Eine neue Einrichtung muss her! Doch Achtung bei der Erfüllung des begehrten Wunsches: Nicht jeden Schrank und jeden Glastisch kann man bedenkenlos aufstellen, ohne eine massive Beschädigung des Hauses zu riskieren.

Die Önorm B 4000 vom 1. Jänner 2006 sowie der Eurocode geben Auskunft über höchst zulässige Flächenbelastungen im Wohnbau - und diese sind oft erstaunlich niedrig. Anders ausgedrückt: Möbel sind erstaunlich schwer. Ein fescher Designer-Glastisch, ein alter Konzertflügel oder ein voll gefüllter Aktenschrank bringen im Nu einige hundert Kilogramm auf die Waage. Verschärft wird das gewichtige Problem durch die so genannte Punktlast, wenn der Schrank auf ein paar dünnen Füßen oder der Tisch auf schlanken Säulen steht.

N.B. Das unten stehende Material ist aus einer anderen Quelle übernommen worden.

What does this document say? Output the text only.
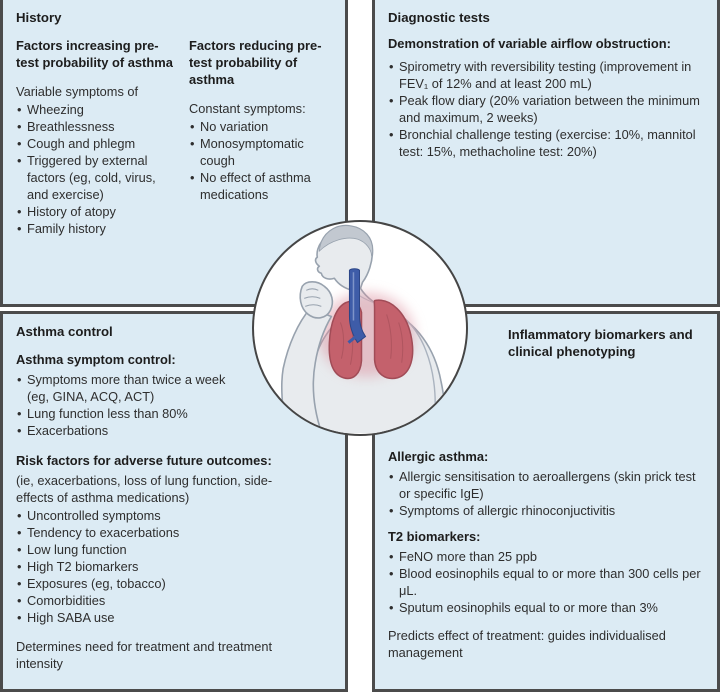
History
Factors increasing pre-test probability of asthma

Variable symptoms of

• Wheezing
• Breathlessness
• Cough and phlegm
• Triggered by external factors (eg, cold, virus, and exercise)
• History of atopy
• Family history
Factors reducing pre-test probability of asthma

Constant symptoms:

• No variation
• Monosymptomatic cough
• No effect of asthma medications
Diagnostic tests
Demonstration of variable airflow obstruction:
• Spirometry with reversibility testing (improvement in FEV₁ of 12% and at least 200 mL)
• Peak flow diary (20% variation between the minimum and maximum, 2 weeks)
• Bronchial challenge testing (exercise: 10%, mannitol test: 15%, methacholine test: 20%)
Asthma control
Asthma symptom control:
• Symptoms more than twice a week (eg, GINA, ACQ, ACT)
• Lung function less than 80%
• Exacerbations
Risk factors for adverse future outcomes:

(ie, exacerbations, loss of lung function, side-effects of asthma medications)

• Uncontrolled symptoms
• Tendency to exacerbations
• Low lung function
• High T2 biomarkers
• Exposures (eg, tobacco)
• Comorbidities
• High SABA use

Determines need for treatment and treatment intensity

Inflammatory biomarkers and clinical phenotyping
Allergic asthma:
• Allergic sensitisation to aeroallergens (skin prick test or specific IgE)
• Symptoms of allergic rhinoconjuctivitis
T2 biomarkers:
• FeNO more than 25 ppb
• Blood eosinophils equal to or more than 300 cells per μL.
• Sputum eosinophils equal to or more than 3%

Predicts effect of treatment: guides individualised management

Die ahnungslose Käuferin eines solchen Glastisches staunte nicht schlecht, als ihr das Aufstellen ihrer stolzen Errungenschaft vom Vermieter verboten wurde, da sich durch die Punktlast in einem Wiener Altbau eine vom Laien unerwartete Belastung von 500 Kilogramm auf einen Viertelquadratmeter ergab. Grund: Einsturzgefahr des Parkettbodens. Ist der Tisch erst einmal in den freien Fall geraten, dann droht sogar der Einsturz des gesamten Hauses. Achtung: Die Folgen davon zahlt keine Versicherung!

Nach dem Eurocode darf man bei Wohnflächen von einer höchst zulässigen Maximalbelastung von 200 kg/m² ausgehen, bei Büroflächen von 300, bei Geschäftsflächen von 500. Viele Büros in der Stadt werden jedoch in Räumen betrieben, die ursprünglich als Wohnungen gedacht waren. Größte Vorsicht ist daher bei großen Safes, prall gefüllten Aktenschränken und sonstigen Möbelstücken geboten, die aus schweren Materialien hergestellt sind.

Sollte etwas schief gehen und ein Gebäude ernsten Schaden nehmen, orientiert sich die Judikatur bei der Verschuldensfrage nach dem "Menschenverstand". Wird ein schweres Möbelstück angeliefert, bei dessen Aufstellung sich sofort der Parkettboden senkt oder eine bisher funktionierende Türe zu schleifen beginnt, darf man den Kopf nicht in den Sand stecken. Einziger Rat in solchen Situationen: Möbelstücke an den Rand und nicht in die Mitte eines Raumes stellen und einen Statiker mit der Überprüfung beauftragen, ob das Gebäude die bestehende Last gefahrlos trägt. Andernfalls kann es ein böses Erwachen geben. (DER STANDARD, Print-Ausgabe, 24.2.2007)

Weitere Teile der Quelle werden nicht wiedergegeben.